Jim Hens Takes Potential World Record Bighorn in Missouri River Breaks

For more than $300,000, Jim Hens bought the Montana Governor's tag and took this incredible, 202-inch Missouri River Breaks bighorn in September. But Hens didn't just fly in and execute a ram. He spent days scouting and years preparing for this bowhunt. His effort paid off as this ram has the potential to be a Pope and Young world record. It would be his third Pope and Young world-record sheep and it also makes him the first archer to break the 700 Club (taking the four North American sheep species and amassing at least 700 inches of horn).
The Governor's bighorn sheep tag is auctioned off each year and it allows the owner to hunt in any legal area he chooses throughout the duration of the state's sheep season. Almost all of the hunters who buy the tag head for the Missouri River Breaks, a series of rock outcroppings, bluffs, and plains carved out by the Missouri River.
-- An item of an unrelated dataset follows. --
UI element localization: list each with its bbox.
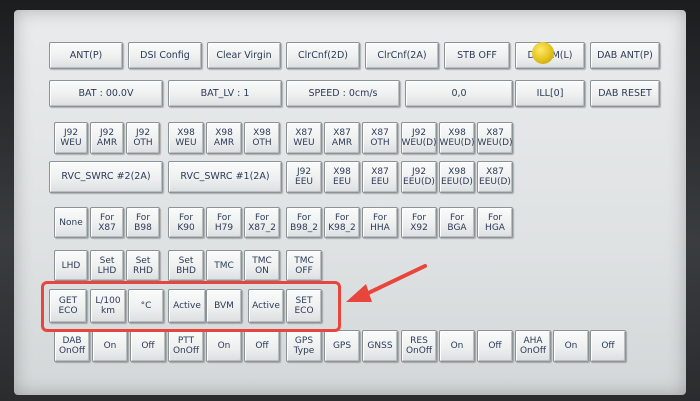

It is perhaps the best place in the world to kill a trophy bighorn. "It was really strange hunting these inverted mountains," Hens said. "It's like a mini Grand Canyon, I don't know … that's the best I can explain it."
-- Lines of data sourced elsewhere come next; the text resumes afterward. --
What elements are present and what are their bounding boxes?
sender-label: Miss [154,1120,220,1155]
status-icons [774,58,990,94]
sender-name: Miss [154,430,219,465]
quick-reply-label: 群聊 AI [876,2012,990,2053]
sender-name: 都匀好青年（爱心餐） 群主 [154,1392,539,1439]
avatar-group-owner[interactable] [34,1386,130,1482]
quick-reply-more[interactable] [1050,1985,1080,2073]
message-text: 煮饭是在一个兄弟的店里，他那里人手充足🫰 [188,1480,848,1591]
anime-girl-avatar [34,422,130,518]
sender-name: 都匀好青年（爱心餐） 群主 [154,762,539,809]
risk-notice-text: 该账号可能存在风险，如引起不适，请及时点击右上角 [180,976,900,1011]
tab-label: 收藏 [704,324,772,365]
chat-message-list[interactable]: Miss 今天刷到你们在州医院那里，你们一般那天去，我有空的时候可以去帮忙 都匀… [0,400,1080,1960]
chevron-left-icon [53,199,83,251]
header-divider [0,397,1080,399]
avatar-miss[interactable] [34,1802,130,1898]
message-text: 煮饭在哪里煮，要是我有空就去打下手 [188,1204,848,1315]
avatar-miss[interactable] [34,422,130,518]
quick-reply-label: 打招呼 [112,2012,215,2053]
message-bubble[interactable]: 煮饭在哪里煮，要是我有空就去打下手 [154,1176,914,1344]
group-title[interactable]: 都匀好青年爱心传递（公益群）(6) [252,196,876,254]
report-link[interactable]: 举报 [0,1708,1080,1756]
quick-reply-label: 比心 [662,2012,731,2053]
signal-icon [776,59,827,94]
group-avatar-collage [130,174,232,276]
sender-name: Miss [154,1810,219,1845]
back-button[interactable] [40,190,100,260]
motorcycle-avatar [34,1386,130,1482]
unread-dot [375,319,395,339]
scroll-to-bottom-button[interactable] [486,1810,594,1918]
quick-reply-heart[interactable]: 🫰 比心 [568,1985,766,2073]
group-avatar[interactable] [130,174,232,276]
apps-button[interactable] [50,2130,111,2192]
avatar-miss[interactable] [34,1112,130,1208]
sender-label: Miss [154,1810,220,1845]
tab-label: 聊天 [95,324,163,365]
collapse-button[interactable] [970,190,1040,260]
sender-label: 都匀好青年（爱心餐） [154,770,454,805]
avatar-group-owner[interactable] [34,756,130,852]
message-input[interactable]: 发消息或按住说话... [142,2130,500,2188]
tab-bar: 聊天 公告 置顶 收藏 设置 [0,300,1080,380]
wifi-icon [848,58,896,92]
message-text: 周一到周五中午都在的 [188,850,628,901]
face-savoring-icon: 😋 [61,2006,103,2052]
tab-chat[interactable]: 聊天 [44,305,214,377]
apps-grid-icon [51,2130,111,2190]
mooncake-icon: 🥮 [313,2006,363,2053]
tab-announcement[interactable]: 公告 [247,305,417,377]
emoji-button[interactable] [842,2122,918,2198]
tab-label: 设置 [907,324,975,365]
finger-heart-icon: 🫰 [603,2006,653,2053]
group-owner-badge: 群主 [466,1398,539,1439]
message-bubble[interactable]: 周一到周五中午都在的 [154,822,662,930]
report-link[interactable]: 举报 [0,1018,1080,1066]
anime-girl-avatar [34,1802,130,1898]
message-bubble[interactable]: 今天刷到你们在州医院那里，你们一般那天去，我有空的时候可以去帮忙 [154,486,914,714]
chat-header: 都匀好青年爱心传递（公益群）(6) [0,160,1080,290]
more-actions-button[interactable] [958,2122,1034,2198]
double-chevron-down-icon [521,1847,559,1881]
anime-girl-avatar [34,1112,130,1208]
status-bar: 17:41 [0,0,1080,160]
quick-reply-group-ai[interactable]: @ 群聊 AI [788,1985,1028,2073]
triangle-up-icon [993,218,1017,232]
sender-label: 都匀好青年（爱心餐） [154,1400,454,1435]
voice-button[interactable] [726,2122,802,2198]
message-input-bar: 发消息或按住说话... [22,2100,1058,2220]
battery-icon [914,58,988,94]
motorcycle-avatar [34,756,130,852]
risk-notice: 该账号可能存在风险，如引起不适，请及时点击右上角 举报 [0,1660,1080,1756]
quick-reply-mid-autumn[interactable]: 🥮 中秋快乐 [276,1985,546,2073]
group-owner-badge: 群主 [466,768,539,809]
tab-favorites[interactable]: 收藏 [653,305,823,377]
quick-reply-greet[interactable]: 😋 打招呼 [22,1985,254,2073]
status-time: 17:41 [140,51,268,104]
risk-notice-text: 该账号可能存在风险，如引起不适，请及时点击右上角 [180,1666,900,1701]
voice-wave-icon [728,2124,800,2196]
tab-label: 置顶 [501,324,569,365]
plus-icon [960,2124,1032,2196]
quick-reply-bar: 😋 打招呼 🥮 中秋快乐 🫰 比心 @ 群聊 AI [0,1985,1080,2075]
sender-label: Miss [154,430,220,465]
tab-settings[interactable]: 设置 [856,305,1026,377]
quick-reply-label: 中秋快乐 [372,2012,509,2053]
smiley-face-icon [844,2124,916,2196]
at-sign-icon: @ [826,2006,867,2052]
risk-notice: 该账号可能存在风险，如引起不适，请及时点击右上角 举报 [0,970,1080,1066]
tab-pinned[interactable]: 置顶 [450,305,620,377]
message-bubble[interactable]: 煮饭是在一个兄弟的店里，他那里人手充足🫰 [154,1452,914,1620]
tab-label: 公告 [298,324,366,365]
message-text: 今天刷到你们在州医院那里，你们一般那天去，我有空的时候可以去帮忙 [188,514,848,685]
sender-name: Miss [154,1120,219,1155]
Hens' hunt started three days before the season. He arrived at Chris Faber's Bear Paw Hunts with his wife and kids. Hens spent the next few days hiking around with his family looking for sheep and other wildlife.
Hens would be hunting a mix of public land and private land owned by Faber. For guides, Hens recruited Willie Hettinger and Dustin Roe, two of the top sheep hunters in North America. He also had his friend Tyler Johnerson along on the hunt as well as two other experienced hunting buddies Chris and John. Hens had his hopes set on taking a ram with about 200 inches of horn. "If you can't dream it, you can't make it happen," he said.
On the day before the season opened, a plane buzzed the area Hens and his crew had been scouting and scattered all of the rams they had been watching. "We basically went in blind on opening day," Hens said.
Two days of hard hunting and glassing didn't turn up any "shooter" rams (they were passing 180-inch and 190-inch rams consistently). On the morning of the third day, Hens and his guides glassed a ram that was worth a look. From about a mile away they watched a bighorn they nicknamed "Flare" feed and then bed down on a bluff.
The guides guessed the ram would go about 197 inches, but Hens wanted to make a stalk anyway. Because of the topography of the Breaks, they were easily able to close the distance, trekking across the top of the rim. When they got to about 100 yards of the edge of the rim, they slowed down and stalked in.
But the big ram heard them coming. Once they crested the edge of the bluff, Dustin spotted the ram at 22 yards, it was on its feet and broadside. But because of the angle, Hens couldn't see it. The ram made a break for it, running parallel to the rim of the bluff. Hens ran along the edge of the bluff to get an angle for the shot and Tyler Johnerson gave loud mew to hopefully stop the bighorn.
The ram did stop and turn broadside at just over 80 yards. Hens drew, squeezed the trigger on his release, and watched his arrow disappear behind the ram's shoulder. The bighorn ran 100 yards downhill, wobbled and then fell over dead. "I've taken a lot of criticism for an 80-yard shot. But, the reality is this: you could stalk within 40 yards of a world-record ram, but the bigger an animal gets the smarter it gets. If you want to hunt bigger animals you're going to have to shoot at farther distances. I spend all summer every year practicing at 60 to 100 yards."
With the bighorn down, the guides brought Hens' wife and kids down for photos. Everyone was surprised to see it tape out at more than 202 inches. The standing Pope and Young world record is 199 5/8 inches. "It doesn't even seem real," Hens said. "It almost sounds comical when I tell people I could have three world records."
Hens already holds archery records for Stone sheep and desert bighorn. It's no secret that he spends a lot of money on hunts, and this fact has drawn envy and criticism from other hunters. But Hens argues that the money he spends goes to sheep conservation and only helps the sport. The money he dropped on the Governor's tag allowed Montana to transport about 40 sheep from the overpopulated Wild Horse Island State Park to another range. The state also used the money to buy 300 acres of private property for sheep conservation. "They really do the right thing to preserve this resource and you can tell by looking at the Breaks," Hens said.

Jim Hens shot this massive 202-inch bighorn in September in the Missouri River Breaks. It could be his third world record sheep with a bow.